POLITIQUE D’ASILE: Discours musclé

„Fermeté“ et „durcissement“, voilà les termes utilisés par le Premier ministre en matière de politique d’asile – or c’est son propre gouvernement qui a laissé pourrir le dossier pendant des années.

Est-ce un message à l’électorat ou aux passeurs, ou les deux à la fois? La mise en scène de Jean-Claude Juncker lors du dernier briefing-presse avait en tout cas plutôt le caractère d’une tirade que celui d’une analyse nuancée. Il faut toujours se méfier lorsque des responsables politiques glissent du discours politique vers la polémique et l’amalgame.

Passons donc au crible les propos du gouvernement Juncker.

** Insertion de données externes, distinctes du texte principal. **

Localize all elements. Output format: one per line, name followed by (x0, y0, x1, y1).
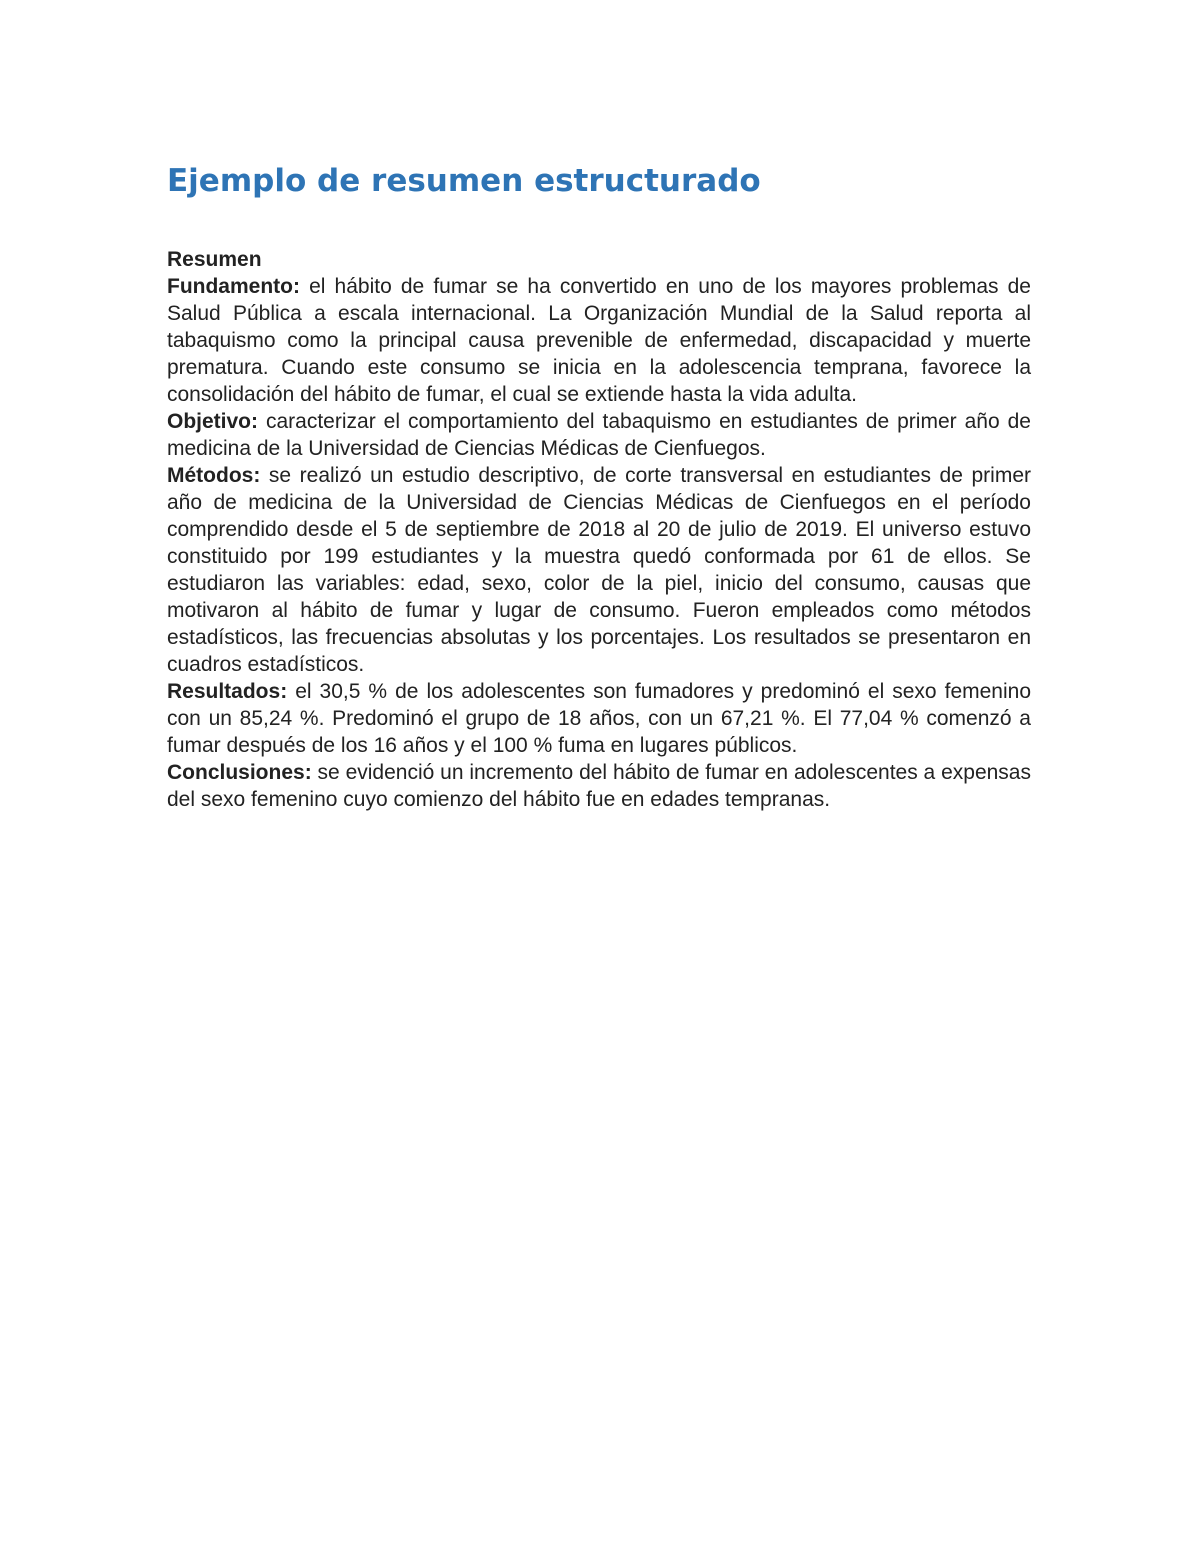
section-text: se realizó un estudio descriptivo, de corte transversal en estudiantes de primer año de medicina de la Universidad de Ciencias Médicas de Cienfuegos en el período comprendido desde el 5 de septiembre de 2018 al 20 de julio de 2019. El universo estuvo constituido por 199 estudiantes y la muestra quedó conformada por 61 de ellos. Se estudiaron las variables: edad, sexo, color de la piel, inicio del consumo, causas que motivaron al hábito de fumar y lugar de consumo. Fueron empleados como métodos estadísticos, las frecuencias absolutas y los porcentajes. Los resultados se presentaron en cuadros estadísticos. (167, 464, 1031, 676)
section-objetivo (167, 408, 1031, 462)
section-label: Objetivo: (167, 410, 259, 433)
section-text: el hábito de fumar se ha convertido en uno de los mayores problemas de Salud Pública a escala internacional. La Organización Mundial de la Salud reporta al tabaquismo como la principal causa prevenible de enfermedad, discapacidad y muerte prematura. Cuando este consumo se inicia en la adolescencia temprana, favorece la consolidación del hábito de fumar, el cual se extiende hasta la vida adulta. (167, 275, 1031, 406)
section-label: Fundamento: (167, 275, 300, 298)
section-label: Conclusiones: (167, 761, 312, 784)
section-label: Resultados: (167, 680, 288, 703)
section-text: el 30,5 % de los adolescentes son fumadores y predominó el sexo femenino con un 85,24 %. Predominó el grupo de 18 años, con un 67,21 %. El 77,04 % comenzó a fumar después de los 16 años y el 100 % fuma en lugares públicos. (167, 680, 1031, 757)
document-content (167, 160, 1031, 813)
section-label: Métodos: (167, 464, 261, 487)
section-text: se evidenció un incremento del hábito de fumar en adolescentes a expensas del sexo femenino cuyo comienzo del hábito fue en edades tempranas. (167, 761, 1031, 811)
section-resultados (167, 678, 1031, 759)
section-conclusiones (167, 759, 1031, 813)
document-title: Ejemplo de resumen estructurado (167, 163, 761, 199)
section-metodos (167, 462, 1031, 678)
summary-heading: Resumen (167, 248, 262, 271)
section-text: caracterizar el comportamiento del tabaquismo en estudiantes de primer año de medicina de la Universidad de Ciencias Médicas de Cienfuegos. (167, 410, 1031, 460)
section-fundamento (167, 273, 1031, 408)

Les chiffres d’abord: 3.278 personnes ont présenté une demande d’asile de 2001 à 2003. Par rapport au maigre taux de reconnaissances (autour de 60 en 2003), on compte mille retours plus ou moins volontaires de 2001 à 2003. S’il est vrai que le nombre des demandes a de nouveau augmenté en 2003, il n’atteint pas les taux des années de guerre 1998 et 1999. Fermer le bureau d’accueil de la Galerie Konz sous prétexte de débordement est donc un geste pathétique qui cache mal le refus politique de se donner un appareil administratif efficace.

Le gouvernement déclare que „la capacité d’accueil est totalement épuisée“ et évoque la construction d’une „vaste halle“ comme un mal incontournable afin de pouvoir gérer la situation des structures d’accueil. Mais il s’agit là des conséquences d’une politique peu courageuse et dynamique. Du centre de Marienthal, en passant par le Don Bosco du Limpertsberg, jusqu’au au foyer entre-temps tristement célèbre d’Esch-Alzette, on ne peut plus qualifier d’accueil l’hébergement dans ces bâtiments laissés à l’abandon. Au lieu d’investir dans de nouvelles structures, l’actuel gouvernement et ceux des années 90 ont préféré laisser les gens croupir dans ces centres mal reconvertis, voire dans des hôtels et auberges peu adaptés ou même des campings. De plus, la partie de ping-pong entre gouvernement et communes – auxquelles incombe depuis le 19e siècle la compétence mal aimée du domicile de secours – a remplacé le développement d’un réseau de centres d’accueil. Au lieu de se cacher derrière l’éternelle inertie des communes, qu’attend le gouvernement pour réformer la loi?

En vérité, le gouvernement livre avec cette idée de halle une réponse très tardive aux revendications d’un „Flüchtlingsrot“ qui s’est prononcé, il y a plusieurs mois déjà, en faveur d’un „centre de premier accueil pour demandeurs d’asile“. Mais au lieu du fourre-tout que semble vouloir édifier le gouvernement, le conseil des réfugié-e-s parlait bien sûr de tout autre chose: accompagnement personnalisé des personnes concernées, information et encadrement, familiarisation avec la société luxembourgeoise, préparation à la phase suivante de leur parcours.

Et enfin, on ne recule pas devant le rapprochement douteux des termes de „réfugié“ et de „criminel“. Evidemment, il y a des personnes qui abusent de la procédure d’asile et il faut en parler – mais sans faire de chaque demandeur d’asile un trafiquant de drogue. Là aussi, les mots forts cachent les promesses non tenues: l’accès des demandeurs et demandeuses d’asile au marché du travail, celui à la formation professionnelle pour les jeunes, retenus dans une motion parlementaire du 22 mars 2001, auraient pu offrir une alternative à la marginalisation et à la criminalisation qui guettent au cours des mois et des années d’attente. Une fois de plus, le discours musclé sert donc à cacher ce qu’on ne saurait voir: dans ce cas-ci, l’échec cuisant de la politique gouvernementale en matière de politique d’asile.